V1 API: Use the dedicated diarization endpoints — POST /api/v1/{condition}/analyze-and-diarize-audio or POST /api/v1/{condition}/analyze-and-diarize-audio-url. V1 diarization is async only. See Legacy API — Conditions for details.

Processing time

Diarization adds a speaker separation step before analysis, which increases total processing time. For longer recordings, processing can take several minutes. Submit returns a job immediately; retrieve results via GET /v2/jobs/{job_id} or webhook.

Submitting audio

Audio is submitted as multipart/form-data with the file in the audio field. For a complete working example with all parameters, see Model API.

Recording environment guidelines

The acoustic environment affects every model. Poor recording conditions are the leading cause of quality issues. Follow the guidelines below to get the best results.

Environment:

  • Record in a quiet space with minimal background noise. Avoid open offices, public spaces, or rooms with significant echo.
  • Eliminate sources of intermittent noise (fans, air conditioning, notifications) where possible.

Microphone:

  • Use a close-proximity microphone. Headset microphones, lavaliers, and phone handsets held close to the mouth produce consistently better results than speakerphone or far-field microphones.
  • Avoid clipping. If the speaker's voice is loud, lower the input gain until audio levels peak around -6 dBFS.

Speaker:

  • Capture a single speaker per recording.
  • The speaker should be the subject being assessed, not a clinician or interviewer.

Tip

Before deploying in a new environment — a clinic room, a mobile app, an enterprise desktop — test recording levels with a sample recording and check audio_quality.issues in the response. Fix issues before going live.

Free-form speech

Most models work well with free-form conversational speech. Ask the speaker to talk naturally about any topic: how their day is going, how they have been feeling, or anything they are comfortable sharing.

Language support

Amplifier's models are currently trained on English-language speech. Support for additional languages is in active development.
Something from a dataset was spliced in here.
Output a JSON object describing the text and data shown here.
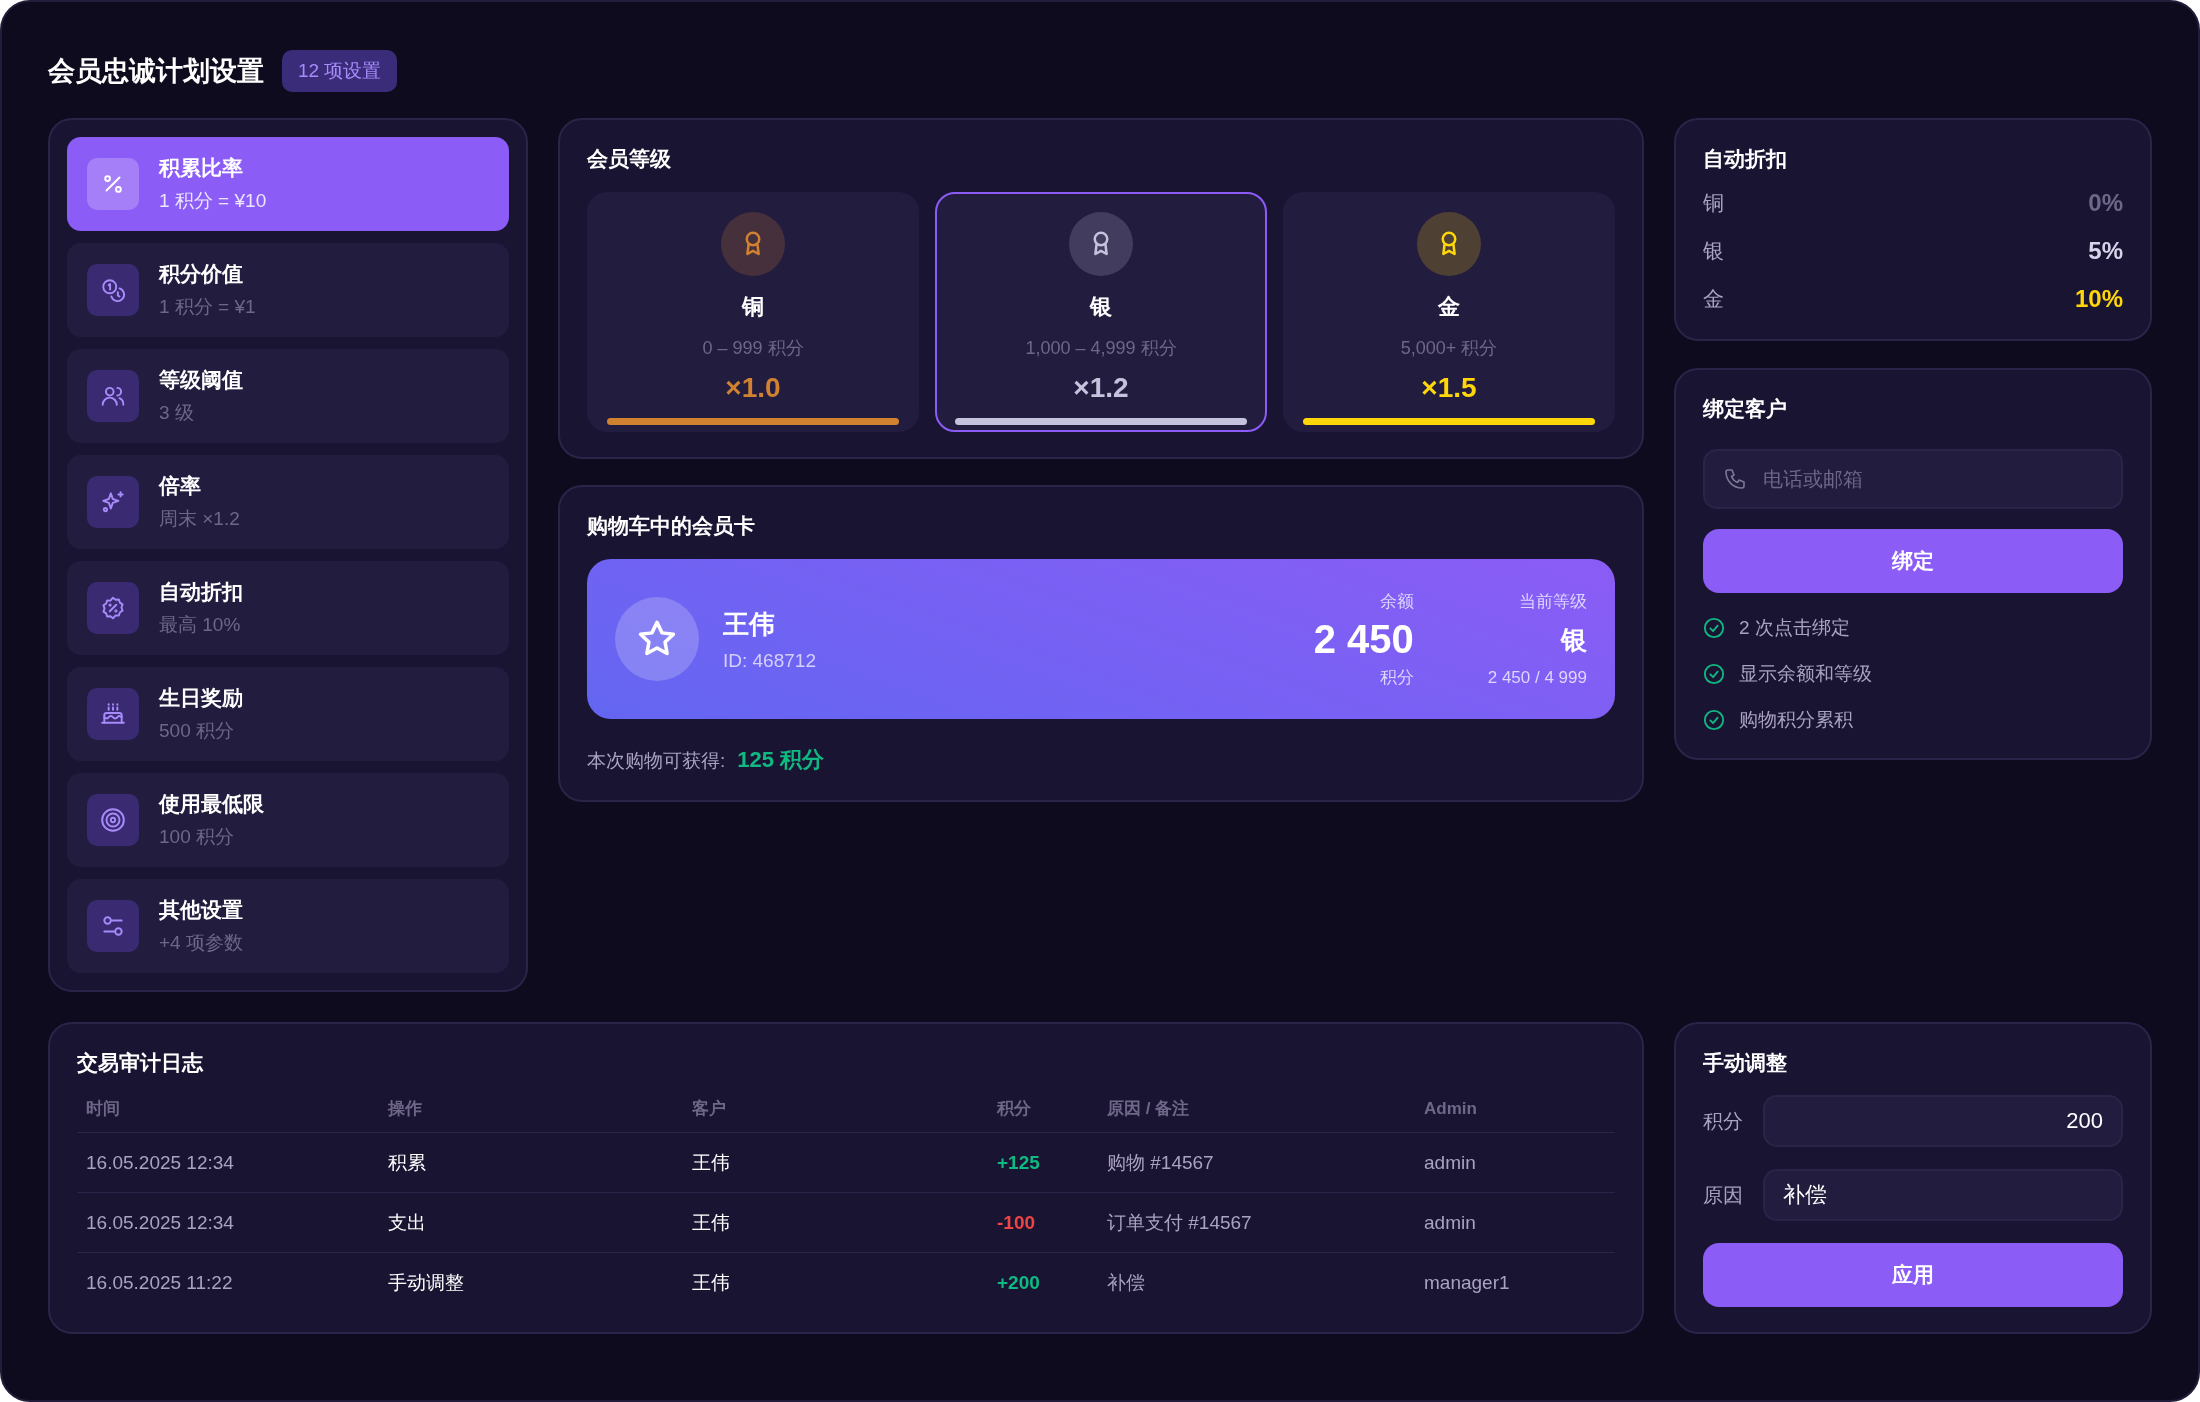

Before deploying in a multilingual environment:

  • Confirm supported languages for each model you intend to use. Contact Amplifier for the current language support matrix.
  • Verify that each model supports the languages in your deployment.
  • Contact support@amplifierhealth.com before deploying in any multilingual context.

Warning

Submitting audio in an unsupported language can produce signal values without a quality warning. Always verify language compatibility for your target population before deploying in production.

Audio quality issue codes

When the API detects recording problems, it returns issue codes in audio_quality.issues. Results may still be returned alongside issues. Use the issue codes to decide whether to use the result or re-record.

CodeEffect on resultsRecommended action
poor_voice_qualityRecording may be below optimal for analysisRe-record in a quieter environment with a better microphone
insufficient_speechLimited speech detected; more continuous speech may improve resultsRe-record with more active continuous speech; eliminate long pauses
high_background_noiseBackground noise may affect analysis qualityRe-record in a quieter space or with a closer microphone
invalid_speakerNo clear single-speaker human speech detectedVerify the recording contains the intended speaker's voice

When issues contains invalid_speaker, request a new recording before routing on the result. See Interpreting Results for guidance on how to handle quality conditions in your routing logic.